Dans la typologie wébérienne, le mystique contemplatif cherche, par le biais de quelques « vérités » servant à donner une unité à sa vision du monde, à atteindre un état de grâce (la contemplation) qui correspond au « ‘sentiment d’une unité entre le savoir et la disposition [...] pratique, sentiment d’unité qui donne au mystique l’assurance décisive d’être en possession de la grâce religieuse.’ » 222 Les « vérités » émises par le mystique contemplatif lui sont donc nécessaires pour articuler sa vision du monde à un savoir pratique et constituer la voie menant à l’état contemplatif :
‘« Ainsi pratiquée, la contemplation n’est nullement un abandon passif à des rêves, ni une simple autohypnose, même si dans la pratique elle peut se rapprocher de cette dernière. Au contraire, la voie spécifique qui mène vers elle consiste en une concentration très énergique sur certaines ’vérités’ ; ce qui est décisif pour la nature de ce processus, ce n’est pas le contenu de ces vérités -qui apparaissent souvent d’une grande simplicité pour le non-mystique-, mais la manière dont elles sont accentuées ainsi que la position centrale qu’elles occupent alors à l’intérieur de l’aspect général du monde, auquel elles donnent son unité. »223 ’Poursuivre la construction d’un sens unitaire et significatif du monde auquel un savoir pratique est attaché, invite à s’attarder sur le rôle joué par les « vérités » se dégageant de la production littéraire de Bobin. Il faut en effet se demander à quoi elles se rapportent dans ses textes, ce qui revient à questionner les moyens par lesquels l’auteur envisage l’accession à l’état de grâce. De plus, il s’agit d’observer comment se définit cet état.

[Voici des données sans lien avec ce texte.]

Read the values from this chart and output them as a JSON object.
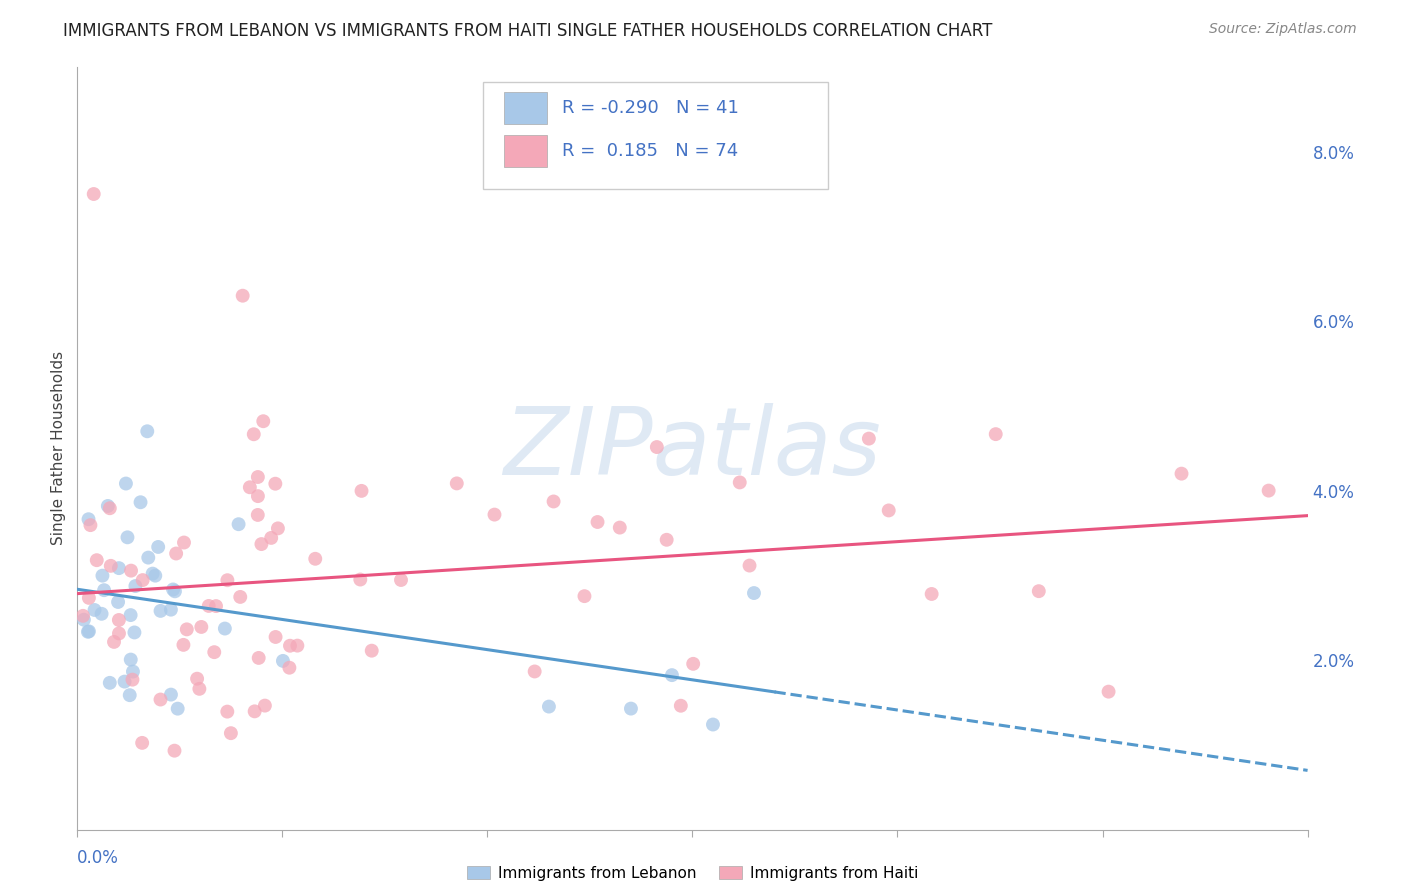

Nous nous proposons dans ce chapitre de dégager ces « vérités » en utilisant comme matériau l’ensemble de la thématique présente dans la production littéraire de Bobin. Elles sont vues à la fois comme le moyen d’unifier la vision du monde de l’écrivain, autant que de l’articuler à un savoir pratique conduisant à l’état de grâce. On postule qu’elles se rapportent essentiellement chez Bobin à la nature et au rôle de la souffrance dans l’accession à l’état de grâce. L’étude du thème de la souffrance et de la mécanique de la rédemption formera donc le sujet des deux premières parties de ce chapitre.
La thématique sera d’autre part, étudiée dans la troisième partie du chapitre en ce qu’elle autorise la reconstruction le système de « valeurs et non-valeurs ». Celles-ci représentent, après les « vérités » la seconde facette du message du mystique contemplatif. L’ensemble des thèmes présents dans les textes de Bobin se décline sous cette catégorie des « valeurs et non-valeurs » ayant trait à la vie en couple contre la solitude, la différence entre les hommes et les femmes, l’adulte et l’enfant, la vie en société et la vie solitaire, l’action contre la contemplation, le savoir contre l’émotion. Il s’agit donc de rendre compte de constantes oppositions thématiques, de « vérités », ainsi que « valeurs et non-valeurs », considérées comme autant de schèmes interprétatifs auxquels les lecteurs peuvent se trouver confrontés lors de leur découverte des textes. L’analyse des « vérités », la mise au jour de la voie d’accès à l’état de grâce ainsi la présentation des « valeurs et non-valeurs » poursuit ainsi la présentation organisée de la thématique relevable dans l’ensemble de la production littéraire de Bobin. Elle se justifie de plus, au regard d’une sociologie de la réception : pouvant servir d’accroche pour les lecteurs, elle constitue un point d’entrée central dans les textes. Lors du procès de réception, un premier écart devrait distinguer ceux que les thèmes fédèrent, et ceux qui s’en éloignent, avant même d’entrer dans des considérations plus fines à propos des textes. La vie quotidienne, les questions existentielles, le bonheur et la souffrance d’être mère, l’ennui de devoir gagner sa vie, le plaisir d’une promenade en forêt représentent en effet des thématiques pour lesquels les connaissances, intérêts et attentes des lecteurs divergent. En rendre compte d’une manière précise prépare donc l’analyse des expériences de réception, notamment dans l’optique d’une confrontation entre le monde du texte et le monde du lecteur.